Scatter plots (Ca2+ +Mg2+ ) versus HCO3− (Fig. 8b) and Ca2+ versus HCO3− (Fig. 8c). These plots were done to identify the potential sources of Ca2+ and Mg2+ (Shansi et al. 2018). Figure 8b shows that the sample ANG-22 (Group 4) has an excess of (Ca + Mg), as indicative of seawater, enriched mainly in Mg2+ (Millero 2013) and the reverse ion exchange process (hardening). Regarding the other samples, it is observed that most of them (Group 2) fall on the 1:1 stoichiometric equilibrium line (Ca2++ Mg2+) versus HCO3−, suggesting dissolution of dolomite or Mg-rich calcite according to reaction 8 (Hounslow 1995; Appelo and Postma 2005). However, some (Groups 1 and 3 samples) fell slightly below line 1:1, suggesting a base ion exchange process (softening).
CaMg (CO3)2 + 2CO2 + 2H2O -> Ca2+ + Mg2+ + 4HCO3− (8)
In Fig. 8c, except for the ANG-22 sample (Group 4), all samples fall close or below 1:1 stoichiometric equilibrium line Ca2+ versus HCO3−. The samples on the line suggest waters composition with the main contribution of calcite weathering, according to reaction 9 (Hounslow 1995; Appelo and Postma 2005). The samples below the 1:1 line suggest a Ca2+ deficit, which may be due to calcium capture by the aquifer's solid phase (mainly clays) in an ion exchange process (softening) involving Na+ (mostly Group 1). The indications provided by these plots (Fig. 8b and 8c) are consistent with the previous observations
CaCO3 + H2O + CO2 -> Ca2+ + 2HCO3− (9)
Scatter plot Na+ versus Cl−. This plot is used to identify potential sources of Na+ and Cl− (Shansi et al. 2018). Figure 8d clearly shows that, for the ANG-22 sample (Group 4), the source of Na+ and Cl− is the seawater, which confirms the strong influence of seawater on the ionic composition of this sample. Most of the data are slightly above the halite dissolution line. The Na+/Cl− ratio greater than 1 indicates either the presence of silicate weathering or base ion exchange (softening) between Na+ and Ca2+ (Shansi et al. 2018). For Group 2 samples, it is suggested that ion exchange (Ca-Na) is the leading cause for Na + excess.
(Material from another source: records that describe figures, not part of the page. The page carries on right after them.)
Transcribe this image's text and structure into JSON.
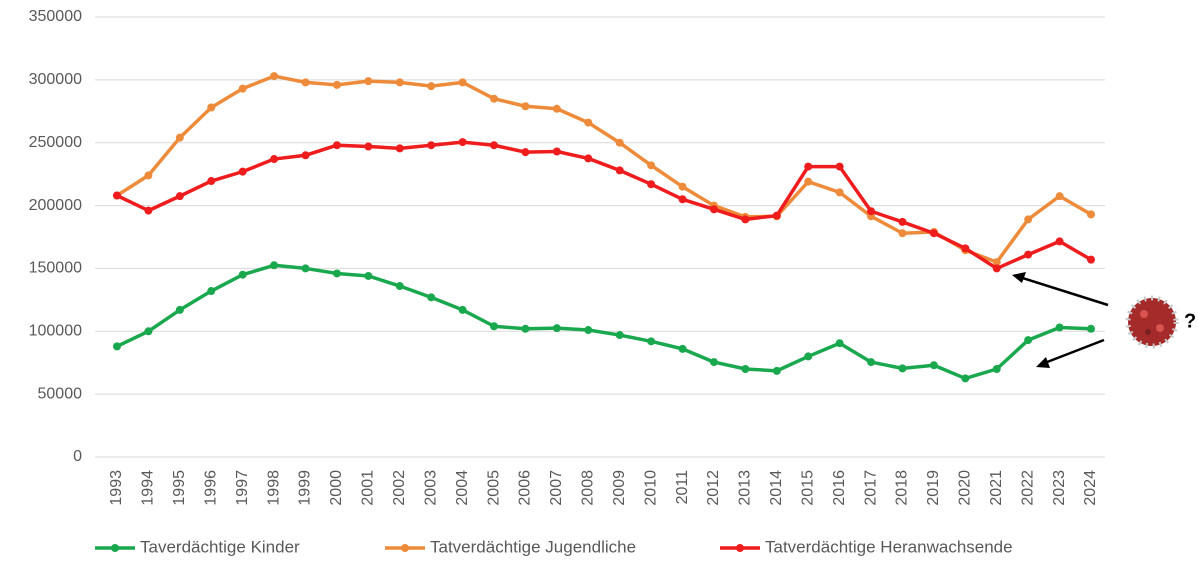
{
  "chart_data": {
    "type": "line",
    "categories": [
      "1993",
      "1994",
      "1995",
      "1996",
      "1997",
      "1998",
      "1999",
      "2000",
      "2001",
      "2002",
      "2003",
      "2004",
      "2005",
      "2006",
      "2007",
      "2008",
      "2009",
      "2010",
      "2011",
      "2012",
      "2013",
      "2014",
      "2015",
      "2016",
      "2017",
      "2018",
      "2019",
      "2020",
      "2021",
      "2022",
      "2023",
      "2024"
    ],
    "series": [
      {
        "name": "Taverdächtige Kinder",
        "color": "#1aa84f",
        "values": [
          88000,
          100000,
          117000,
          132000,
          145000,
          152500,
          150000,
          146000,
          144000,
          136000,
          127000,
          117000,
          104000,
          102000,
          102500,
          101000,
          97000,
          92000,
          86000,
          75500,
          70000,
          68500,
          80000,
          90500,
          75500,
          70500,
          73000,
          62500,
          70000,
          93000,
          103000,
          102000
        ]
      },
      {
        "name": "Tatverdächtige Jugendliche",
        "color": "#ed8b3a",
        "values": [
          208000,
          224000,
          254000,
          278000,
          293000,
          303000,
          298000,
          296000,
          299000,
          298000,
          295000,
          298000,
          285000,
          279000,
          277000,
          266000,
          250000,
          232000,
          215000,
          200000,
          191000,
          191500,
          219000,
          210500,
          191500,
          178000,
          179000,
          164500,
          155000,
          189000,
          207500,
          193000
        ]
      },
      {
        "name": "Tatverdächtige Heranwachsende",
        "color": "#ee1c1c",
        "values": [
          208000,
          196000,
          207500,
          219500,
          227000,
          237000,
          240000,
          248000,
          247000,
          245500,
          248000,
          250500,
          248000,
          242500,
          243000,
          237500,
          228000,
          217000,
          205000,
          197000,
          189000,
          192000,
          231000,
          231000,
          195500,
          187000,
          178000,
          166000,
          150000,
          161000,
          171500,
          157000
        ]
      }
    ],
    "ylim": [
      0,
      350000
    ],
    "yticks": [
      0,
      50000,
      100000,
      150000,
      200000,
      250000,
      300000,
      350000
    ],
    "grid": true,
    "legend": "bottom",
    "annotation": "?"
  }
}
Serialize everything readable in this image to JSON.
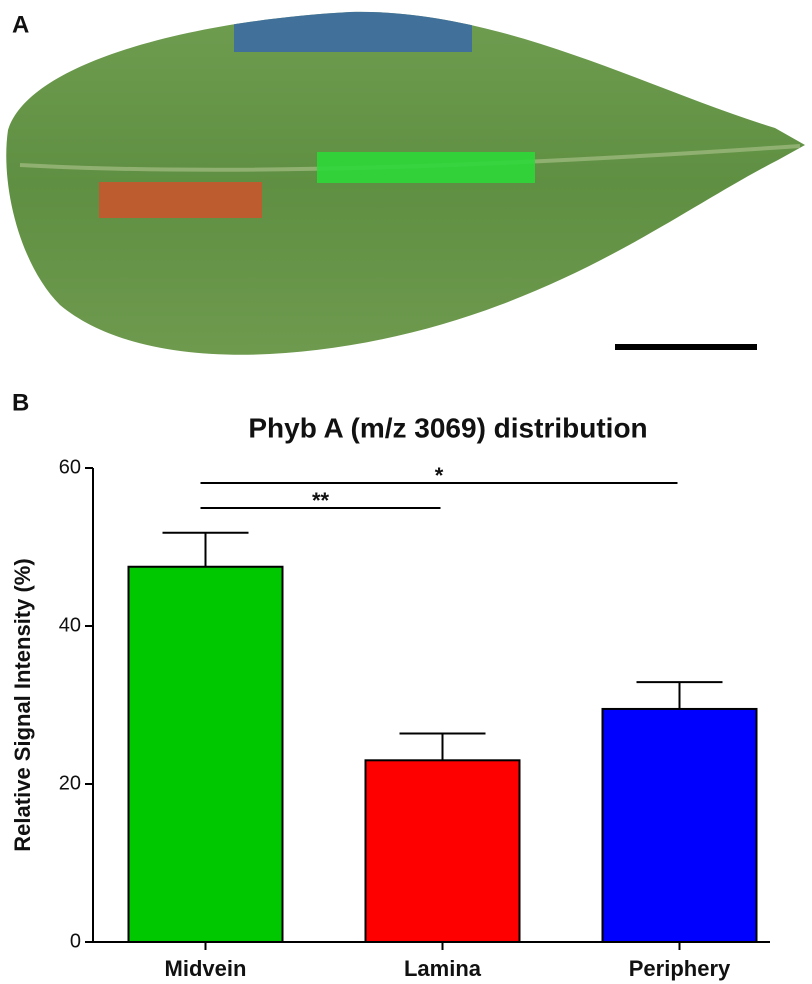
{
  "panel_a": {
    "label": "A"
  },
  "chart_data": {
    "type": "bar",
    "panel_label": "B",
    "title": "Phyb A (m/z 3069) distribution",
    "y_label": "Relative Signal Intensity (%)",
    "categories": [
      "Midvein",
      "Lamina",
      "Periphery"
    ],
    "values": [
      47.5,
      23,
      29.5
    ],
    "errors": [
      4.3,
      3.4,
      3.4
    ],
    "colors": [
      "#00c800",
      "#ff0000",
      "#0000ff"
    ],
    "ylim": [
      0,
      60
    ],
    "yticks": [
      0,
      20,
      40,
      60
    ],
    "annotations": [
      {
        "label": "**",
        "from": "Midvein",
        "to": "Lamina"
      },
      {
        "label": "*",
        "from": "Midvein",
        "to": "Periphery"
      }
    ]
  }
}
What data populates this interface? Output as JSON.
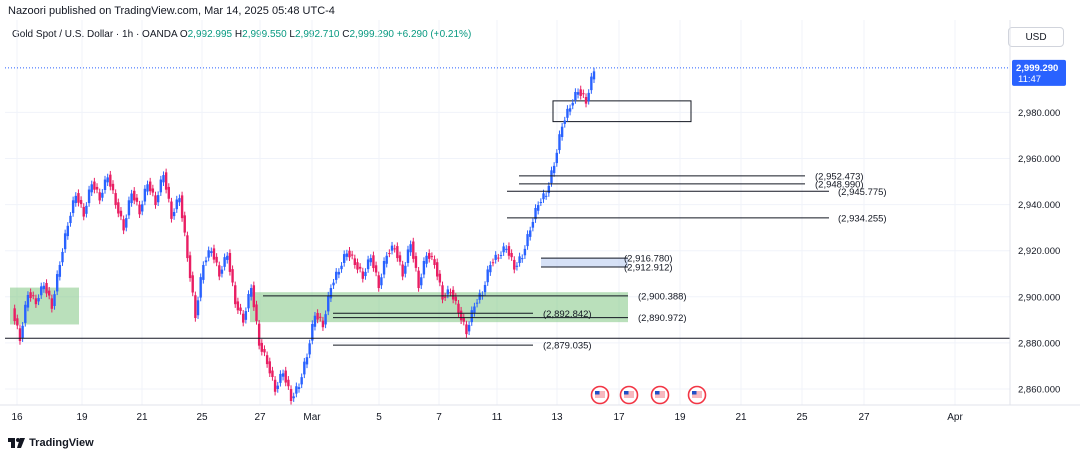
{
  "header": {
    "publisher": "Nazoori published on TradingView.com, Mar 14, 2025 05:48 UTC-4",
    "symbol": "Gold Spot / U.S. Dollar · 1h · OANDA",
    "open_label": "O",
    "open": "2,992.995",
    "high_label": "H",
    "high": "2,999.550",
    "low_label": "L",
    "low": "2,992.710",
    "close_label": "C",
    "close": "2,999.290",
    "change": "+6.290 (+0.21%)",
    "currency": "USD"
  },
  "footer": {
    "brand": "TradingView"
  },
  "colors": {
    "up": "#089981",
    "down": "#f23645",
    "candle_up": "#2962ff",
    "candle_down": "#e91e63",
    "zone": "#a5d6a7"
  },
  "chart_data": {
    "type": "candlestick",
    "x_labels": [
      "16",
      "19",
      "21",
      "25",
      "27",
      "Mar",
      "5",
      "7",
      "11",
      "13",
      "17",
      "19",
      "21",
      "25",
      "27",
      "Apr"
    ],
    "y_ticks": [
      "2,860.000",
      "2,880.000",
      "2,900.000",
      "2,920.000",
      "2,940.000",
      "2,960.000",
      "2,980.000"
    ],
    "y_tick_values": [
      2860,
      2880,
      2900,
      2920,
      2940,
      2960,
      2980
    ],
    "ylim": [
      2853,
      3003
    ],
    "last_price": {
      "value": 2999.29,
      "label": "2,999.290",
      "countdown": "11:47"
    },
    "series": [
      {
        "name": "approx close path",
        "values": [
          2895,
          2882,
          2902,
          2898,
          2906,
          2896,
          2915,
          2932,
          2945,
          2936,
          2950,
          2943,
          2953,
          2941,
          2930,
          2946,
          2937,
          2950,
          2941,
          2954,
          2935,
          2944,
          2918,
          2892,
          2915,
          2921,
          2910,
          2919,
          2898,
          2890,
          2905,
          2880,
          2872,
          2860,
          2868,
          2856,
          2862,
          2875,
          2893,
          2888,
          2905,
          2912,
          2920,
          2915,
          2909,
          2918,
          2905,
          2919,
          2922,
          2910,
          2924,
          2905,
          2919,
          2915,
          2900,
          2903,
          2894,
          2885,
          2897,
          2902,
          2915,
          2918,
          2922,
          2913,
          2918,
          2930,
          2941,
          2945,
          2958,
          2975,
          2983,
          2990,
          2985,
          2999
        ]
      }
    ],
    "levels": [
      {
        "label": "(2,952.473)",
        "value": 2952.473
      },
      {
        "label": "(2,948.990)",
        "value": 2948.99
      },
      {
        "label": "(2,945.775)",
        "value": 2945.775
      },
      {
        "label": "(2,934.255)",
        "value": 2934.255
      },
      {
        "label": "(2,916.780)",
        "value": 2916.78
      },
      {
        "label": "(2,912.912)",
        "value": 2912.912
      },
      {
        "label": "(2,900.388)",
        "value": 2900.388
      },
      {
        "label": "(2,892.842)",
        "value": 2892.842
      },
      {
        "label": "(2,890.972)",
        "value": 2890.972
      },
      {
        "label": "(2,879.035)",
        "value": 2879.035
      }
    ],
    "support_line": 2882,
    "zones": [
      {
        "name": "green-zone-left",
        "y_top": 2904,
        "y_bottom": 2888
      },
      {
        "name": "green-zone-mid",
        "y_top": 2902,
        "y_bottom": 2889
      },
      {
        "name": "target-box",
        "y_top": 2985,
        "y_bottom": 2976
      },
      {
        "name": "blue-zone",
        "y_top": 2917,
        "y_bottom": 2913
      }
    ],
    "event_icons": 4
  }
}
For samples from Groups 1 and 3, both processes must occur, whereas for samples ANG-23 to ANG-25 (Group 1), it is suggested that the excess of Na+ is predominantly due to the weathering of sodium-rich silicates (Na-rich plagioclase). These observations confirm the interpretation performed in Fig. 8a, 8b, and 8c. In other words, these data show a Na+ enrichment and concomitant Ca2+ depletion in most of the water samples, except for the ANG-22 sample, in which the saline influence is significant.